With more than two decades of high school coaching experience, Lissa Parker has done a deep dive into the waters that will determine the best of the best high school swimmers in the state.
An institution in local swimming annals with a pool-full of experience coaching Taft High and the Lincoln City Swim Club, Parker will dunk five swimmers into the depths of Tualatin Hills Aquatic Center in Beaverton.
While none are likely to join 2011 graduate Aly Viles — Taft’s lone State champion — on the tallest podium, four boys and one girl will command a starting block Friday at the Class 4A/3A/2A/1A OSAA State Swimming Championships.
Taft’s entourage, which includes 17-year-old senior alternate Micah McLeish, is a formidable group.
Senior Joram Hoff and freshman Sam Cortes will compete in two events and a relay and be joined by senior Tanner Landry and juniors Hunter Lunstedt and Sammy Halferty.
Cortes, 14, is seeded eighth in the 200-yard freestyle and 10th in the 100 backstroke, while Hoff, 18, is seeded ninth in the 200 free and 100 back.
Lunstedt, 16, will start 10th in the 100-yard breaststroke; Halferty, 17, 11th in the same event for the girls; and Landry, 17, 12th in the 200 individual medley.
“One never knows how this meet will shake out, but I think they all stand a good chance at taking some time off their personal-best times and moving up in the standings,” Parker said.
Taft’s 400-yard freestyle relay team of Landry, Lundstedt, Cortes and Hoff is seeded fourth.
“I think they’re very excited about the fourth place in the relay,” she said.
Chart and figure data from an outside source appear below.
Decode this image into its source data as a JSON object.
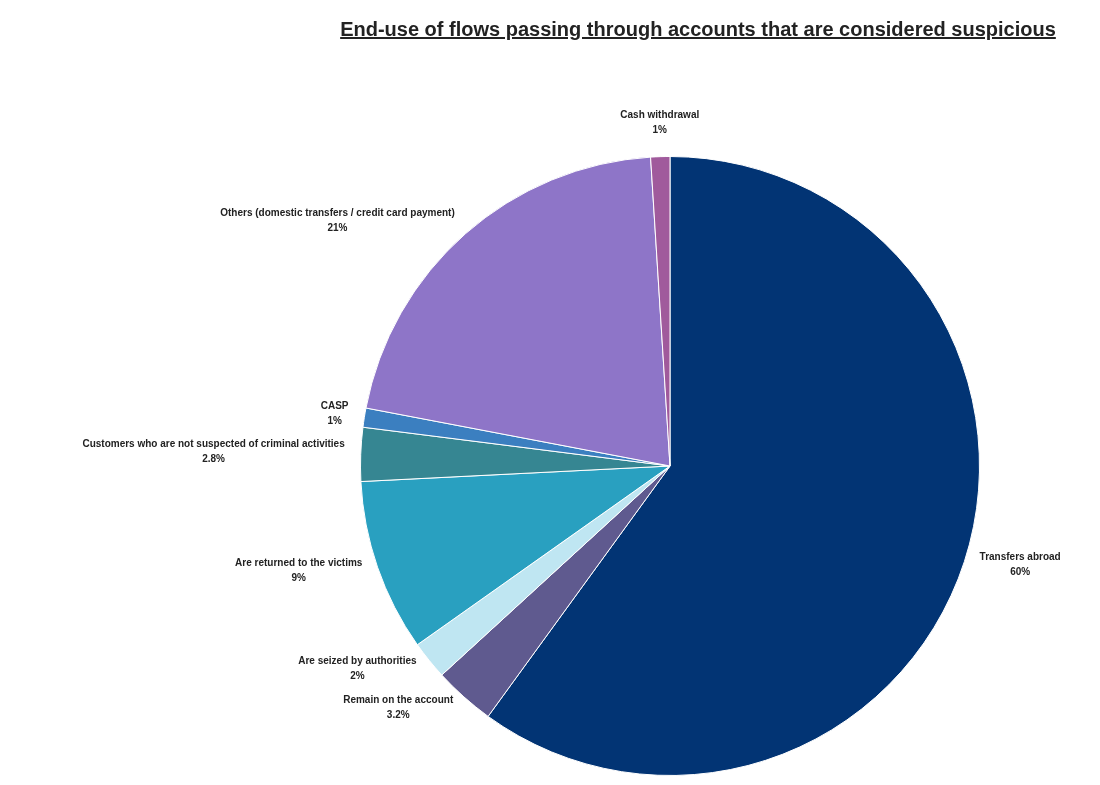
{
  "chart_data": {
    "type": "pie",
    "title": "End-use of flows passing through accounts that are considered suspicious",
    "categories": [
      "Transfers abroad",
      "Remain on the account",
      "Are seized by authorities",
      "Are returned to the victims",
      "Customers who are not suspected of criminal activities",
      "CASP",
      "Others (domestic transfers / credit card payment)",
      "Cash withdrawal"
    ],
    "values": [
      60,
      3.2,
      2,
      9,
      2.8,
      1,
      21,
      1
    ],
    "value_labels": [
      "60%",
      "3.2%",
      "2%",
      "9%",
      "2.8%",
      "1%",
      "21%",
      "1%"
    ],
    "colors": [
      "#023474",
      "#5f5a8f",
      "#bfe6f2",
      "#29a0c0",
      "#368692",
      "#3b7fc0",
      "#8e75c8",
      "#a05a9c"
    ],
    "legend": false
  }
}
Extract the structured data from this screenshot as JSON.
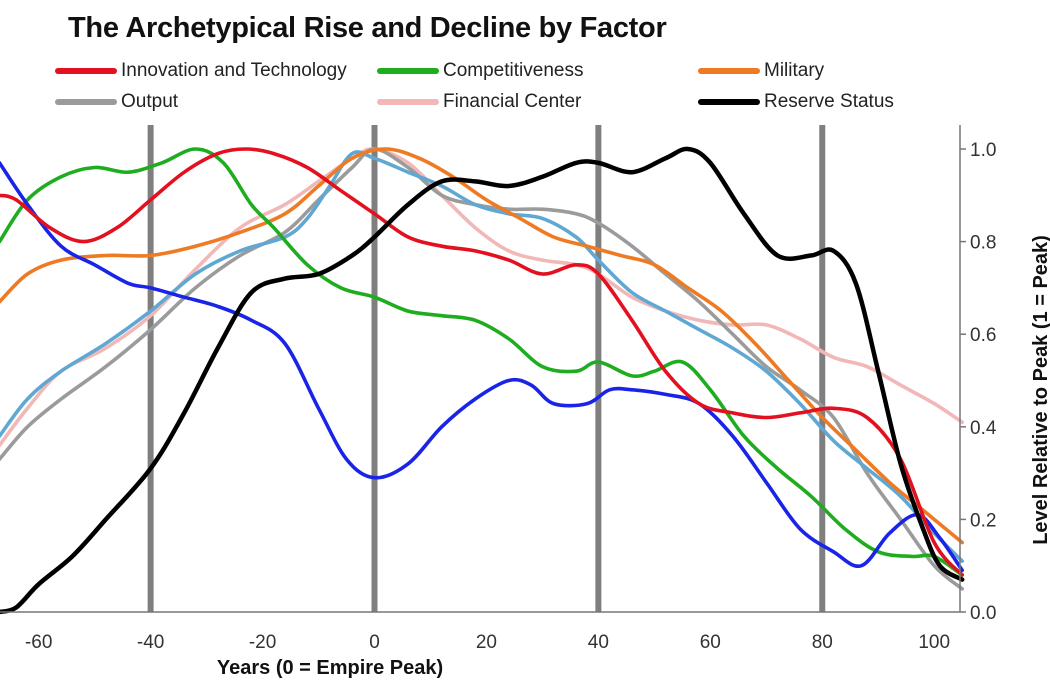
{
  "chart_data": {
    "type": "line",
    "title": "The Archetypical Rise and Decline by Factor",
    "xlabel": "Years (0 = Empire Peak)",
    "ylabel": "Level Relative to Peak (1 = Peak)",
    "xlim": [
      -67,
      105
    ],
    "ylim": [
      0,
      1.05
    ],
    "x_ticks": [
      -60,
      -40,
      -20,
      0,
      20,
      40,
      60,
      80,
      100
    ],
    "y_ticks": [
      0.0,
      0.2,
      0.4,
      0.6,
      0.8,
      1.0
    ],
    "x_tick_labels": [
      "-60",
      "-40",
      "-20",
      "0",
      "20",
      "40",
      "60",
      "80",
      "100"
    ],
    "y_tick_labels": [
      "0.0",
      "0.2",
      "0.4",
      "0.6",
      "0.8",
      "1.0"
    ],
    "vertical_lines": [
      -40,
      0,
      40,
      80
    ],
    "grid": false,
    "legend_position": "top",
    "series": [
      {
        "name": "Innovation and Technology",
        "color": "#e3101f",
        "points": [
          [
            -67,
            0.9
          ],
          [
            -64,
            0.89
          ],
          [
            -58,
            0.83
          ],
          [
            -52,
            0.8
          ],
          [
            -46,
            0.83
          ],
          [
            -40,
            0.89
          ],
          [
            -34,
            0.95
          ],
          [
            -28,
            0.99
          ],
          [
            -23,
            1.0
          ],
          [
            -18,
            0.99
          ],
          [
            -12,
            0.96
          ],
          [
            -6,
            0.91
          ],
          [
            0,
            0.86
          ],
          [
            6,
            0.81
          ],
          [
            12,
            0.79
          ],
          [
            18,
            0.78
          ],
          [
            24,
            0.76
          ],
          [
            30,
            0.73
          ],
          [
            36,
            0.75
          ],
          [
            40,
            0.73
          ],
          [
            46,
            0.63
          ],
          [
            52,
            0.52
          ],
          [
            58,
            0.45
          ],
          [
            64,
            0.43
          ],
          [
            70,
            0.42
          ],
          [
            76,
            0.43
          ],
          [
            82,
            0.44
          ],
          [
            88,
            0.42
          ],
          [
            94,
            0.33
          ],
          [
            100,
            0.15
          ],
          [
            105,
            0.08
          ]
        ]
      },
      {
        "name": "Competitiveness",
        "color": "#1fad1f",
        "points": [
          [
            -67,
            0.8
          ],
          [
            -62,
            0.89
          ],
          [
            -56,
            0.94
          ],
          [
            -50,
            0.96
          ],
          [
            -44,
            0.95
          ],
          [
            -38,
            0.97
          ],
          [
            -32,
            1.0
          ],
          [
            -27,
            0.97
          ],
          [
            -22,
            0.88
          ],
          [
            -18,
            0.83
          ],
          [
            -12,
            0.75
          ],
          [
            -6,
            0.7
          ],
          [
            0,
            0.68
          ],
          [
            6,
            0.65
          ],
          [
            12,
            0.64
          ],
          [
            18,
            0.63
          ],
          [
            24,
            0.59
          ],
          [
            30,
            0.53
          ],
          [
            36,
            0.52
          ],
          [
            40,
            0.54
          ],
          [
            46,
            0.51
          ],
          [
            50,
            0.52
          ],
          [
            55,
            0.54
          ],
          [
            60,
            0.48
          ],
          [
            66,
            0.38
          ],
          [
            72,
            0.31
          ],
          [
            78,
            0.25
          ],
          [
            84,
            0.18
          ],
          [
            90,
            0.13
          ],
          [
            96,
            0.12
          ],
          [
            100,
            0.12
          ],
          [
            105,
            0.08
          ]
        ]
      },
      {
        "name": "Military",
        "color": "#ee7a23",
        "points": [
          [
            -67,
            0.67
          ],
          [
            -62,
            0.73
          ],
          [
            -56,
            0.76
          ],
          [
            -48,
            0.77
          ],
          [
            -40,
            0.77
          ],
          [
            -32,
            0.79
          ],
          [
            -24,
            0.82
          ],
          [
            -16,
            0.86
          ],
          [
            -10,
            0.92
          ],
          [
            -4,
            0.98
          ],
          [
            2,
            1.0
          ],
          [
            8,
            0.98
          ],
          [
            14,
            0.94
          ],
          [
            20,
            0.89
          ],
          [
            26,
            0.85
          ],
          [
            32,
            0.81
          ],
          [
            38,
            0.79
          ],
          [
            44,
            0.77
          ],
          [
            50,
            0.75
          ],
          [
            56,
            0.7
          ],
          [
            62,
            0.65
          ],
          [
            68,
            0.58
          ],
          [
            74,
            0.5
          ],
          [
            80,
            0.42
          ],
          [
            86,
            0.35
          ],
          [
            92,
            0.28
          ],
          [
            98,
            0.22
          ],
          [
            105,
            0.15
          ]
        ]
      },
      {
        "name": "Output",
        "color": "#9b9b9b",
        "points": [
          [
            -67,
            0.33
          ],
          [
            -62,
            0.4
          ],
          [
            -56,
            0.46
          ],
          [
            -48,
            0.53
          ],
          [
            -40,
            0.61
          ],
          [
            -32,
            0.7
          ],
          [
            -24,
            0.77
          ],
          [
            -16,
            0.82
          ],
          [
            -10,
            0.89
          ],
          [
            -4,
            0.96
          ],
          [
            0,
            1.0
          ],
          [
            6,
            0.96
          ],
          [
            12,
            0.9
          ],
          [
            18,
            0.88
          ],
          [
            24,
            0.87
          ],
          [
            30,
            0.87
          ],
          [
            36,
            0.86
          ],
          [
            40,
            0.84
          ],
          [
            46,
            0.79
          ],
          [
            52,
            0.73
          ],
          [
            58,
            0.67
          ],
          [
            64,
            0.6
          ],
          [
            70,
            0.53
          ],
          [
            76,
            0.48
          ],
          [
            82,
            0.42
          ],
          [
            88,
            0.3
          ],
          [
            94,
            0.2
          ],
          [
            100,
            0.1
          ],
          [
            105,
            0.05
          ]
        ]
      },
      {
        "name": "Financial Center",
        "color": "#f2b7b7",
        "points": [
          [
            -67,
            0.36
          ],
          [
            -62,
            0.44
          ],
          [
            -56,
            0.52
          ],
          [
            -48,
            0.57
          ],
          [
            -40,
            0.64
          ],
          [
            -32,
            0.74
          ],
          [
            -24,
            0.83
          ],
          [
            -16,
            0.88
          ],
          [
            -10,
            0.93
          ],
          [
            -4,
            0.98
          ],
          [
            0,
            1.0
          ],
          [
            6,
            0.97
          ],
          [
            12,
            0.9
          ],
          [
            18,
            0.83
          ],
          [
            24,
            0.78
          ],
          [
            30,
            0.76
          ],
          [
            36,
            0.75
          ],
          [
            40,
            0.73
          ],
          [
            46,
            0.68
          ],
          [
            52,
            0.65
          ],
          [
            58,
            0.63
          ],
          [
            64,
            0.62
          ],
          [
            70,
            0.62
          ],
          [
            76,
            0.59
          ],
          [
            82,
            0.55
          ],
          [
            88,
            0.53
          ],
          [
            94,
            0.49
          ],
          [
            100,
            0.45
          ],
          [
            105,
            0.41
          ]
        ]
      },
      {
        "name": "Reserve Status",
        "color": "#000000",
        "points": [
          [
            -67,
            0.0
          ],
          [
            -64,
            0.01
          ],
          [
            -60,
            0.06
          ],
          [
            -54,
            0.12
          ],
          [
            -48,
            0.2
          ],
          [
            -40,
            0.31
          ],
          [
            -34,
            0.43
          ],
          [
            -28,
            0.57
          ],
          [
            -22,
            0.69
          ],
          [
            -16,
            0.72
          ],
          [
            -10,
            0.73
          ],
          [
            -4,
            0.77
          ],
          [
            0,
            0.81
          ],
          [
            6,
            0.88
          ],
          [
            12,
            0.93
          ],
          [
            18,
            0.93
          ],
          [
            24,
            0.92
          ],
          [
            30,
            0.94
          ],
          [
            36,
            0.97
          ],
          [
            40,
            0.97
          ],
          [
            46,
            0.95
          ],
          [
            52,
            0.98
          ],
          [
            56,
            1.0
          ],
          [
            60,
            0.97
          ],
          [
            66,
            0.86
          ],
          [
            72,
            0.77
          ],
          [
            78,
            0.77
          ],
          [
            82,
            0.78
          ],
          [
            86,
            0.71
          ],
          [
            90,
            0.52
          ],
          [
            94,
            0.32
          ],
          [
            98,
            0.18
          ],
          [
            101,
            0.1
          ],
          [
            105,
            0.07
          ]
        ]
      },
      {
        "name": "",
        "color": "#1a24e6",
        "points": [
          [
            -67,
            0.97
          ],
          [
            -62,
            0.88
          ],
          [
            -56,
            0.79
          ],
          [
            -50,
            0.75
          ],
          [
            -44,
            0.71
          ],
          [
            -40,
            0.7
          ],
          [
            -34,
            0.68
          ],
          [
            -28,
            0.66
          ],
          [
            -22,
            0.63
          ],
          [
            -16,
            0.58
          ],
          [
            -10,
            0.44
          ],
          [
            -5,
            0.33
          ],
          [
            0,
            0.29
          ],
          [
            6,
            0.32
          ],
          [
            12,
            0.4
          ],
          [
            18,
            0.46
          ],
          [
            24,
            0.5
          ],
          [
            28,
            0.49
          ],
          [
            32,
            0.45
          ],
          [
            38,
            0.45
          ],
          [
            42,
            0.48
          ],
          [
            46,
            0.48
          ],
          [
            52,
            0.47
          ],
          [
            58,
            0.45
          ],
          [
            64,
            0.38
          ],
          [
            70,
            0.28
          ],
          [
            76,
            0.18
          ],
          [
            82,
            0.13
          ],
          [
            87,
            0.1
          ],
          [
            92,
            0.17
          ],
          [
            97,
            0.21
          ],
          [
            101,
            0.16
          ],
          [
            105,
            0.09
          ]
        ]
      },
      {
        "name": "",
        "color": "#5fa8d3",
        "points": [
          [
            -67,
            0.38
          ],
          [
            -62,
            0.46
          ],
          [
            -56,
            0.52
          ],
          [
            -48,
            0.58
          ],
          [
            -40,
            0.65
          ],
          [
            -32,
            0.73
          ],
          [
            -24,
            0.78
          ],
          [
            -16,
            0.81
          ],
          [
            -12,
            0.85
          ],
          [
            -8,
            0.92
          ],
          [
            -4,
            0.99
          ],
          [
            0,
            0.98
          ],
          [
            6,
            0.95
          ],
          [
            12,
            0.92
          ],
          [
            18,
            0.88
          ],
          [
            24,
            0.86
          ],
          [
            30,
            0.85
          ],
          [
            36,
            0.81
          ],
          [
            40,
            0.76
          ],
          [
            46,
            0.69
          ],
          [
            52,
            0.65
          ],
          [
            58,
            0.61
          ],
          [
            64,
            0.57
          ],
          [
            70,
            0.52
          ],
          [
            76,
            0.45
          ],
          [
            82,
            0.37
          ],
          [
            88,
            0.31
          ],
          [
            94,
            0.25
          ],
          [
            100,
            0.17
          ],
          [
            105,
            0.11
          ]
        ]
      }
    ]
  }
}
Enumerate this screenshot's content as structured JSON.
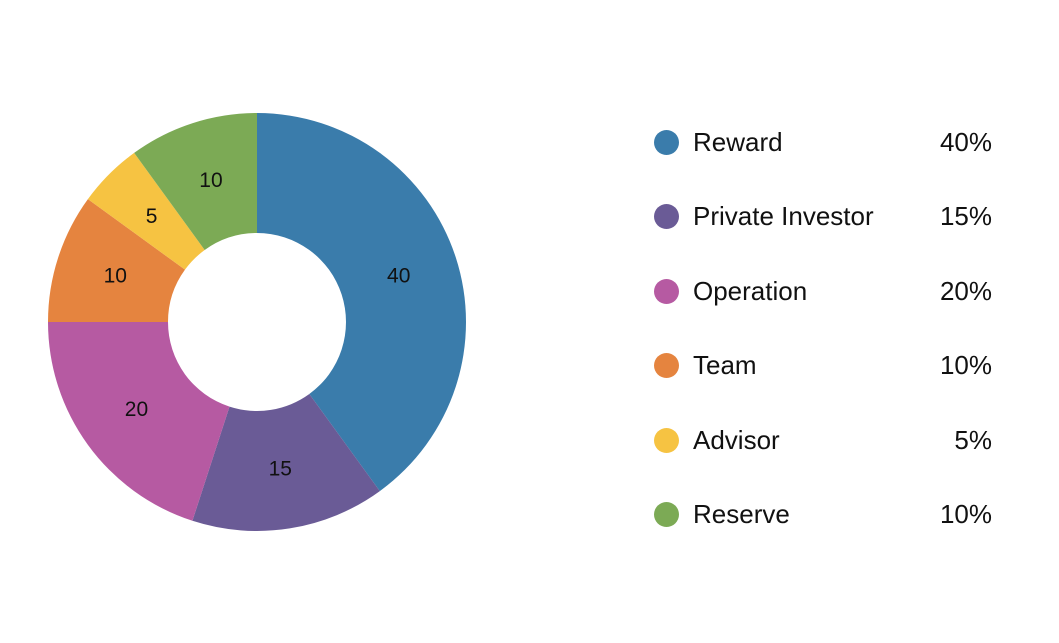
{
  "chart_data": {
    "type": "pie",
    "variant": "donut",
    "categories": [
      "Reward",
      "Private Investor",
      "Operation",
      "Team",
      "Advisor",
      "Reserve"
    ],
    "values": [
      40,
      15,
      20,
      10,
      5,
      10
    ],
    "slice_labels": [
      "40",
      "15",
      "20",
      "10",
      "5",
      "10"
    ],
    "percent_labels": [
      "40%",
      "15%",
      "20%",
      "10%",
      "5%",
      "10%"
    ],
    "colors": [
      "#3a7cab",
      "#6a5b96",
      "#b65aa2",
      "#e5843f",
      "#f6c342",
      "#7caa55"
    ],
    "legend_placement": "right",
    "start_angle": "top",
    "direction": "clockwise"
  }
}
Parker, who sent a school-record nine swimmers to State in 2005 (five boys and four girls) and 2007 (four girls and five boys), said the team has worked on refining its skills this week following Saturday’s Special District 1 championships in Newport.
“We are primarily focused on tapering [reducing hardcore preparation], working on starts and turns, trying to relax and not do too many meters,” Parker said.
Competition in the Class 4A/3A/2A/1A classification is scheduled to begin at 9 a.m. Friday and 8:15 a.m. Saturday.
“I would like them to stay positive and focused and get enough rest,” Parker said. “It’s a little hard getting used to racing so early in the morning.”